Viele Branchen waren und sind durch die Auswirkungen der Corona-Lockdowns in ihrer Existenz gefährdet. Einige dieser Branchen suchten den Weg in die Öffentlichkeit, über andere wurde recht wenig berichtet. Eine der Branchen, die kaum öffentlich zu Wort kamen, sind die Veranstalter von Kulturveranstaltungen. GSCHWÄTZ hat mit Eva Hosemann, der künstlerischen Leiterin, und Roland Halter, dem Geschäftsführer der Burgfestspiele Jagsthausen (BFS) unter anderem über dieses Thema gesprochen.

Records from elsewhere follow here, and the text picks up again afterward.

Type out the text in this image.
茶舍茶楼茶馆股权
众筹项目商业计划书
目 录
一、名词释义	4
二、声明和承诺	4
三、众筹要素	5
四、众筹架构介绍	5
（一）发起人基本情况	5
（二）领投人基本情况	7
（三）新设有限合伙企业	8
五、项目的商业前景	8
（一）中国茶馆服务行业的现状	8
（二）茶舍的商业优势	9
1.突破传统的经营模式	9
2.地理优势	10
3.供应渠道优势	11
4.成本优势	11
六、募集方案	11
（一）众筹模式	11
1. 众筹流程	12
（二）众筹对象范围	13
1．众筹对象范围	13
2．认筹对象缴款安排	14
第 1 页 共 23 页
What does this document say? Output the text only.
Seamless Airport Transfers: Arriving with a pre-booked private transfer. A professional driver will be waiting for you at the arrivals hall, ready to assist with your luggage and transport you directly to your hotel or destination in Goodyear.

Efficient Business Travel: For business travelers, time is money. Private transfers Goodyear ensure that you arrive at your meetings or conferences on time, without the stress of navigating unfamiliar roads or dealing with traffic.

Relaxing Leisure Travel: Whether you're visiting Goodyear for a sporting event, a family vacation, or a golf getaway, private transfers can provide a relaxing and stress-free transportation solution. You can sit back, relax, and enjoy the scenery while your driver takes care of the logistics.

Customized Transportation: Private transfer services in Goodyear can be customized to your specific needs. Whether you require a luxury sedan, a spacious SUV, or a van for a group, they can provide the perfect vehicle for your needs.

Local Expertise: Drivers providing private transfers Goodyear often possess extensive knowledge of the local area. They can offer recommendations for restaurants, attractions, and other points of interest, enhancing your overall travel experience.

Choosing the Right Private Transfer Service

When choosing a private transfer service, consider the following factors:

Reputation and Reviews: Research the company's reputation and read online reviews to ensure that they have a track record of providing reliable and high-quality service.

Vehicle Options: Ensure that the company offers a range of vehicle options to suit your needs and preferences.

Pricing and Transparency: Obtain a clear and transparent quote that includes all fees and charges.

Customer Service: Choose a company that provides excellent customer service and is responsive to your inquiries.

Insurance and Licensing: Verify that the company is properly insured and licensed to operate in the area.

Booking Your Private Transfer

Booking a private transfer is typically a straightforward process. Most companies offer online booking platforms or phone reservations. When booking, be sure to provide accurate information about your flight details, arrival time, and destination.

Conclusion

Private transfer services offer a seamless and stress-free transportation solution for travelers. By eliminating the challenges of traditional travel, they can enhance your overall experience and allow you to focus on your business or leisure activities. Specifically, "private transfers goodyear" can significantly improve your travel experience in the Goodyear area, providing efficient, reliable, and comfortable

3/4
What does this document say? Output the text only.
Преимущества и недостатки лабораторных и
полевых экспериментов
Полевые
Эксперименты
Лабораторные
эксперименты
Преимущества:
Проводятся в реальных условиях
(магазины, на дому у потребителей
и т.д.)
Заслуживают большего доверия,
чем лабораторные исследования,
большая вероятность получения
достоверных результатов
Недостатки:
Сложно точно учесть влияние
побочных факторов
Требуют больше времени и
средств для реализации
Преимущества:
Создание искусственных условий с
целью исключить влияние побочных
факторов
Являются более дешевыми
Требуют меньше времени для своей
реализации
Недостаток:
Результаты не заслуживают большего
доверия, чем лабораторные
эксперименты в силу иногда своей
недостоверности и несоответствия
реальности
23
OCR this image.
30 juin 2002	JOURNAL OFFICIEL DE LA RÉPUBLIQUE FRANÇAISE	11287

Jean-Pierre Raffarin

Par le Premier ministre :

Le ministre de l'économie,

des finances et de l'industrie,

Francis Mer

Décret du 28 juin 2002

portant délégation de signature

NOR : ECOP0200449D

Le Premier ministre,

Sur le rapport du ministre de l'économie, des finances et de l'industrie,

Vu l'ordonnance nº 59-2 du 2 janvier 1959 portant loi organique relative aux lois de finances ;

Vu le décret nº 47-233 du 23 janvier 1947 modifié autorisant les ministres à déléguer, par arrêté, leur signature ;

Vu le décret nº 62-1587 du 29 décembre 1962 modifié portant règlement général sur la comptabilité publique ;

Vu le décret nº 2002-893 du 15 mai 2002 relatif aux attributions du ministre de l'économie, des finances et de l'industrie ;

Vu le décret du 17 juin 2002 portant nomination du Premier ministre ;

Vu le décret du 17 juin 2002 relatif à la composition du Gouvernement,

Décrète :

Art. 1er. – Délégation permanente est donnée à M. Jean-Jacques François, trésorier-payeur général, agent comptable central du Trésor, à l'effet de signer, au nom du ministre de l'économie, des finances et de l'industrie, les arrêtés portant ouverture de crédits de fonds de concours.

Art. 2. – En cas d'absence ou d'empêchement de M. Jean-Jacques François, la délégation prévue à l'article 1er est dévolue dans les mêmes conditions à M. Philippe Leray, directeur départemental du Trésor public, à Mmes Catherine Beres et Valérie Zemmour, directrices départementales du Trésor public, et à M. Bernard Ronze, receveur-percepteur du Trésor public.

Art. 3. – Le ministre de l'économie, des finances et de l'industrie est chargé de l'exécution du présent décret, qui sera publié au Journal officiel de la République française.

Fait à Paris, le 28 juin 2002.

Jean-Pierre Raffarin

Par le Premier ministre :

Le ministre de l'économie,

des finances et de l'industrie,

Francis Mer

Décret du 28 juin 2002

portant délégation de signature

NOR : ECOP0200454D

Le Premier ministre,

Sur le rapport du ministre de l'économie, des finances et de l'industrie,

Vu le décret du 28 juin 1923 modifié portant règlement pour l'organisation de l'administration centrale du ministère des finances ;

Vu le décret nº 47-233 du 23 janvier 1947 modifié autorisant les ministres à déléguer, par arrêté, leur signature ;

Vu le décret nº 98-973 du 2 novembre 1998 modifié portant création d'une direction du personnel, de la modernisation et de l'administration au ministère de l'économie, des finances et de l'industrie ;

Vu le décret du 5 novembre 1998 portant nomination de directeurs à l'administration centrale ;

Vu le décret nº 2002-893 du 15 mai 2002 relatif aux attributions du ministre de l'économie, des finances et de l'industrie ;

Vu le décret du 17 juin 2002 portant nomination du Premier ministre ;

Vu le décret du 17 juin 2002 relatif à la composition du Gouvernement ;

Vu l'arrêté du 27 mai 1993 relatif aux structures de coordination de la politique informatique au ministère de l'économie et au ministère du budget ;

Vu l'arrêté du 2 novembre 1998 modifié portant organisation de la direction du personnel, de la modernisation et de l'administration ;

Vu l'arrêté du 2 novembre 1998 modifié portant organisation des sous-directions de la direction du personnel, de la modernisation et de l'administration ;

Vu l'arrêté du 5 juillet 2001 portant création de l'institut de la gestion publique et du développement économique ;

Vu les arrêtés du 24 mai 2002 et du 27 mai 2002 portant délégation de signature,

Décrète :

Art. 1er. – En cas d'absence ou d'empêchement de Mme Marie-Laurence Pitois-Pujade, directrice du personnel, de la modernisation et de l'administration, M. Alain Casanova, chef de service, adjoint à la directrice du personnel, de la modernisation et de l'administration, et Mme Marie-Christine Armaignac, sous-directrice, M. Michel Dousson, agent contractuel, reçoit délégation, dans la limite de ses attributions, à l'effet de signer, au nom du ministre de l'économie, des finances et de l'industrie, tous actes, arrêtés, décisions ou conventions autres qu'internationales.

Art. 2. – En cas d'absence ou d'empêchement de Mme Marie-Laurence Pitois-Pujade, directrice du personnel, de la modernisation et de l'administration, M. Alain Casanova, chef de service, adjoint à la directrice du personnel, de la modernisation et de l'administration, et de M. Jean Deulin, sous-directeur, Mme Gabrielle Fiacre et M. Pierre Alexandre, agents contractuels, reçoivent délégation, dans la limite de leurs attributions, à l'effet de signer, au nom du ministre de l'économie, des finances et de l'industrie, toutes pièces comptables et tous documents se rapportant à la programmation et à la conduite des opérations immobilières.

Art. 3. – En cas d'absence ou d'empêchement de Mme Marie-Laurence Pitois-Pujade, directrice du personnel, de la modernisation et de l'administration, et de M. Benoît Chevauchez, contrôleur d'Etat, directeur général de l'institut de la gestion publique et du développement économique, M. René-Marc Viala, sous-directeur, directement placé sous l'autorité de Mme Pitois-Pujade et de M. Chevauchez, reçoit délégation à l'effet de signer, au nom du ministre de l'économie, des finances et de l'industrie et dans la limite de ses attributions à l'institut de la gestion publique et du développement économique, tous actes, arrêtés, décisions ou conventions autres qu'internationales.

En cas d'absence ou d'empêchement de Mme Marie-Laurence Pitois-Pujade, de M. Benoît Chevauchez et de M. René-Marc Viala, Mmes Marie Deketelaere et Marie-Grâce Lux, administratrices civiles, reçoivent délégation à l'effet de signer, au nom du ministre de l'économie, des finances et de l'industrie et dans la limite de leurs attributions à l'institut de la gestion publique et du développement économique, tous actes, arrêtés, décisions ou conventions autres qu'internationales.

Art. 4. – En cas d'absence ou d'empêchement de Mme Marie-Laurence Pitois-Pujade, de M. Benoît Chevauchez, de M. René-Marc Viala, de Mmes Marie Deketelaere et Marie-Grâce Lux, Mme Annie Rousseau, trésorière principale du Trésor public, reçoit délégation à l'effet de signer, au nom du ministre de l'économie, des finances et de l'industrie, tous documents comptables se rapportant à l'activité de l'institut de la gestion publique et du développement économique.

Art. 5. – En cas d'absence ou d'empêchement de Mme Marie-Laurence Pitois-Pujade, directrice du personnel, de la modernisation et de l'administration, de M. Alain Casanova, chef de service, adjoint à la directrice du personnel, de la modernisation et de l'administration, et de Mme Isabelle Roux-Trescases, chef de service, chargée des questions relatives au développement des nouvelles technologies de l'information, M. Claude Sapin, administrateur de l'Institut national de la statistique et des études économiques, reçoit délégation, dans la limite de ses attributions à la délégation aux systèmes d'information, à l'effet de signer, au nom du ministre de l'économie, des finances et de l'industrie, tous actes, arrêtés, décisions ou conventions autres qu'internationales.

Zwei Jahre kompletter Ausfall

In den Jahren 2020 und 2021 fiel das Programm der Burgfestspiele den Corona-Einschränkungen komplett zum Opfer. Einzig zwei Konzerte konnten 2021 stattfinden. Eine auch persönlich besonders unglückliche Wendung für Eva Hosemann, die mit dem Programm 2020 ihre erste Saison als künstlerische Leiterin bestreiten wollte. „Und schon haben wir nicht gespielt“, sagt sie mit einem eher gequälten Lachen. „Als Kulturschaffender ist das eine Tragödie“, sagt sie, aber fügt hinzu: „In der Tragödie sterben alle, wir arbeiten aber an einem nachhaltigen Überleben.“ Den Optimismus sieht man daran, dass rund um die Burg Jagsthausen schon mit dem Programm für 2022 geworben wird. Die Veranstalter möchten die Stücke aufführen, die für 2020 geplant waren.

Die Lobby fehlt

„Wir waren die ersten, die aus der Szene rausgeschossen wurden und wir kommen als letzte wieder rein“, beschreibt Halter die Situation. „Bedauerlicherweise haben wir nicht die Lobby wie DFL oder UEFA oder andere verantwortungslose Veranstalter.“ Er verweist auf die bekannten Bilder von nahezu voll besetzten Fußballstadien in Budapest, St.Petersburg oder Wembley. Deutliche Worte sind das – aber „ich weiß nicht, wie ich aus meinem Herzen eine Mördergrube machen sollte“.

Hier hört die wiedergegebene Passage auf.